Marie Bagi vous présente,

 Keren Schwarz Meguira 

"Artiste"

Un entretien écrit avec Keren Schwarz Meguira

 

Par Marie Bagi, Docteure en Histoire de l’art contemporain et Philosophie

 

 

  1. Parlez-moi un peu de vous et de votre trajectoire…

 

On peut ouvrir plusieurs tiroirs pour parler de mon cheminement. Juriste de formation, j’ai suivi des études de droit et d’histoire de l’art, j’ai parfois tendance à dire lorsque l’on me demande ce que je fais aujourd’hui que je suis « en reconversion professionnelle en tant qu’artiste peintre », alors que la création a toujours été une partie primordiale de mon identité. A cet égard, lors de notre échange téléphonique vous avez détourné la citation de Simon de Beauvoir « on ne nait pas femme on le devient » en « on nait artiste on ne le devient pas », ce qui a particulièrement résonné en moi. 

 

Ma démarche artistique est avant tout instinctive, elle exprime l’inconscient et tente de retracer par la voie abstraite des mécanismes de pensée nous échappant, comme une contemplation interne et une parenthèse au monde externe. Le primat est donné au geste, à la couleur ainsi qu’à la superposition de matières. 

 

Mon approche picturale n'est pas nécessairement prédéfinie mais se construit progressivement. Un dialogue s’instaure avec la toile en train d'être « réalisée » notamment dans les rapports aux formes et aux couleurs. Lors du processus de création je peux avoir une idée initiale de ce que je veux faire, des thèmes précis tels que la féminité, une émotion difficile à retranscrire, une rencontre, une discussion. Je vais prendre cette base de réflexion, tout en laissant un espace pour l'imprévu lors de ce processus, ce qui peut finalement être perçu comme une philosophie de vie: une œuvre d'art comme une aventure. 

 

Il y a également une quête identitaire dans mes toiles. Et par une superposition de couches et de matières, j’évoque mes origines multiples - marocaine de mon père, franco-espagnole-algérienne de ma mère, traditions culturelles juives. Les voyages également et tout particulièrement les rencontres faites lors de ces derniers sont une source d’inspiration importante. De 2011 à 2018 j’ai vécu au Chili, au Brésil, en Angleterre, avant de m’installer à Paris fin 2019 suite à un voyage d’un an en Océanie et en Asie du Sud Est. Chacune de mes toiles est un trajet intérieur, parfois inspiré par mes voyages (par des sentiments ressentis lors du voyage ou bien plus concrètement par des couleurs, des paysages et par la nature). 

 

  1. Comment êtes-vous entrée dans le monde de l’art ? Quels furent vos premiers pas…

 

Je n’ai pas opté pour un cursus artistique à la sortie du lycée, petit à petit je me suis rapprochée de ce que je pense être mon essence, en étudiant l’histoire de l’art en parallèle de mes études de droit et puis en continuant toujours à créer à côté de mes autres activités. 

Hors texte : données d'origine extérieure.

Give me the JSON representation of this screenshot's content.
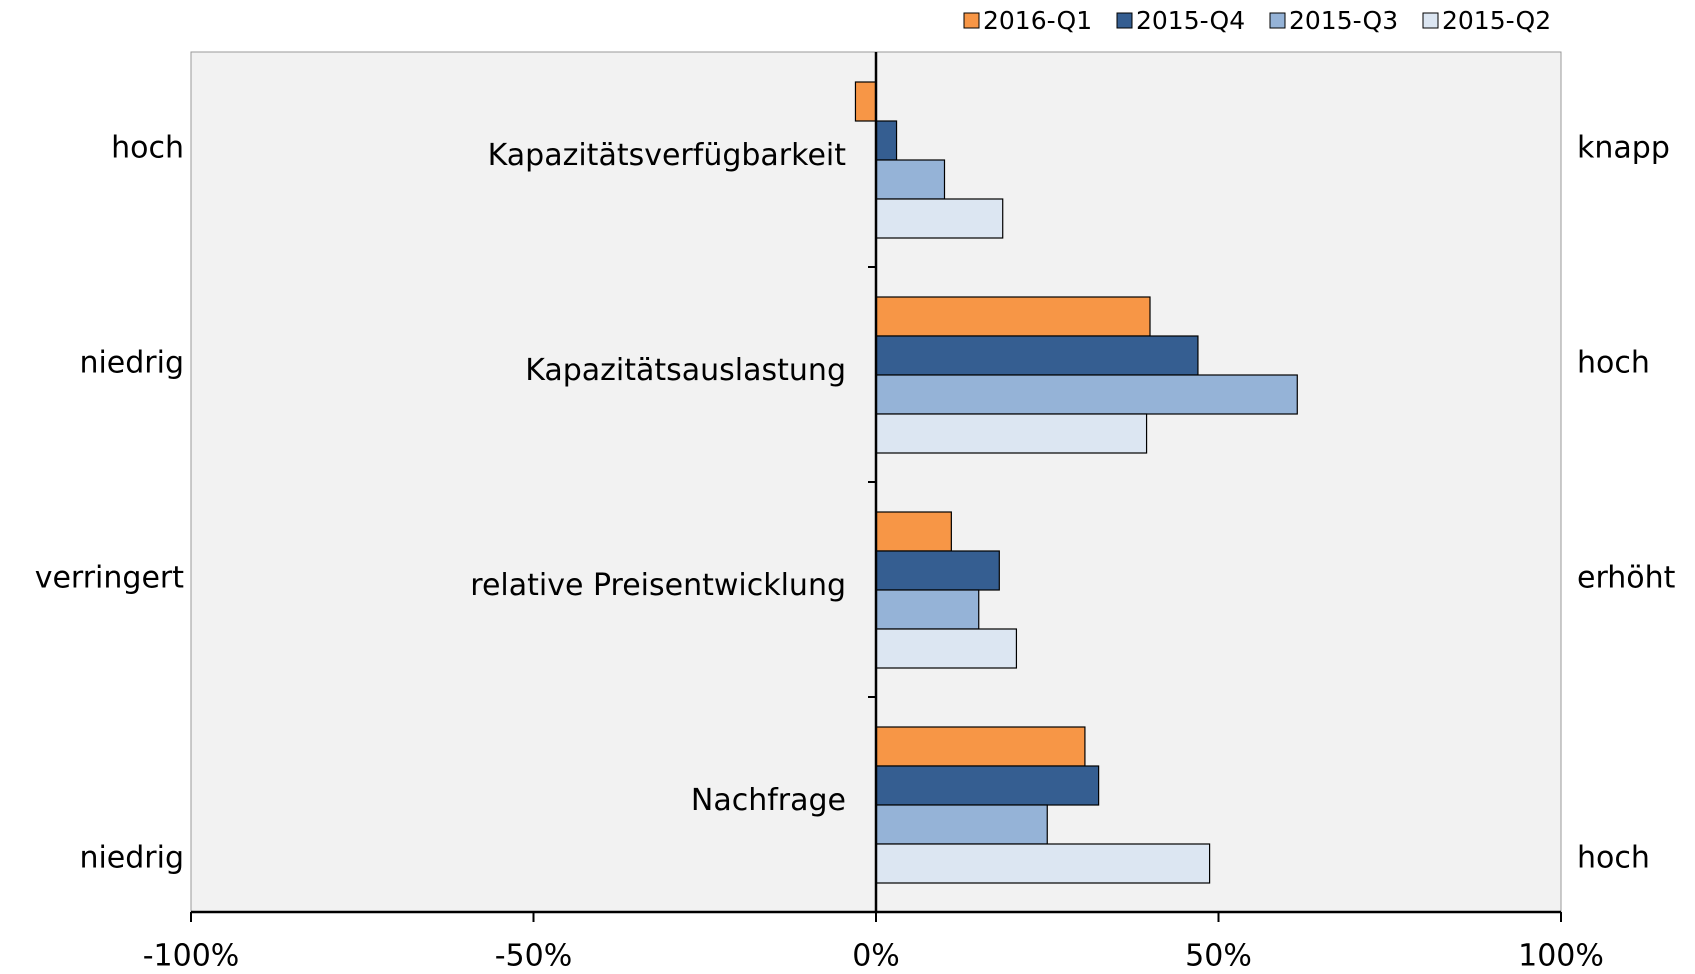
{
  "chart_data": {
    "type": "bar",
    "orientation": "horizontal",
    "categories": [
      "Kapazitätsverfügbarkeit",
      "Kapazitätsauslastung",
      "relative Preisentwicklung",
      "Nachfrage"
    ],
    "left_labels": [
      "hoch",
      "niedrig",
      "verringert",
      "niedrig"
    ],
    "right_labels": [
      "knapp",
      "hoch",
      "erhöht",
      "hoch"
    ],
    "series": [
      {
        "name": "2016-Q1",
        "color": "#f79646",
        "values": [
          -3,
          40,
          11,
          30.5
        ]
      },
      {
        "name": "2015-Q4",
        "color": "#355e91",
        "values": [
          3,
          47,
          18,
          32.5
        ]
      },
      {
        "name": "2015-Q3",
        "color": "#95b3d7",
        "values": [
          10,
          61.5,
          15,
          25
        ]
      },
      {
        "name": "2015-Q2",
        "color": "#dce6f2",
        "values": [
          18.5,
          39.5,
          20.5,
          48.7
        ]
      }
    ],
    "xlim": [
      -100,
      100
    ],
    "xticks": [
      {
        "value": -100,
        "label": "-100%"
      },
      {
        "value": -50,
        "label": "-50%"
      },
      {
        "value": 0,
        "label": "0%"
      },
      {
        "value": 50,
        "label": "50%"
      },
      {
        "value": 100,
        "label": "100%"
      }
    ],
    "legend": "top-right"
  }
}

J’ai finalement eu un déclic alors que je vivais à Santiago du Chili en 2011 où j’ai expérimenté ce qu’on nomme souvent le « flow » ou « transe artistique » : le temps n’existe plus, juste le sentiment de suivre une énergie indicible qui guide la création. Je pense que cela fut pour moi une première prise de conscience de la puissance de la création. 

 

Je dirai que le cheminement est toujours en cours (et c’est ce qui le rend excitant également!) Je suis autodidacte et essaie d’apprendre quand je le peux, en observant, en discutant avec d’autres artistes, en prenant des cours (à Londres, cours du soir à la Royal Drawing School ou avec les Ateliers des Beaux Arts de la ville de Paris) mais surtout en expérimentant.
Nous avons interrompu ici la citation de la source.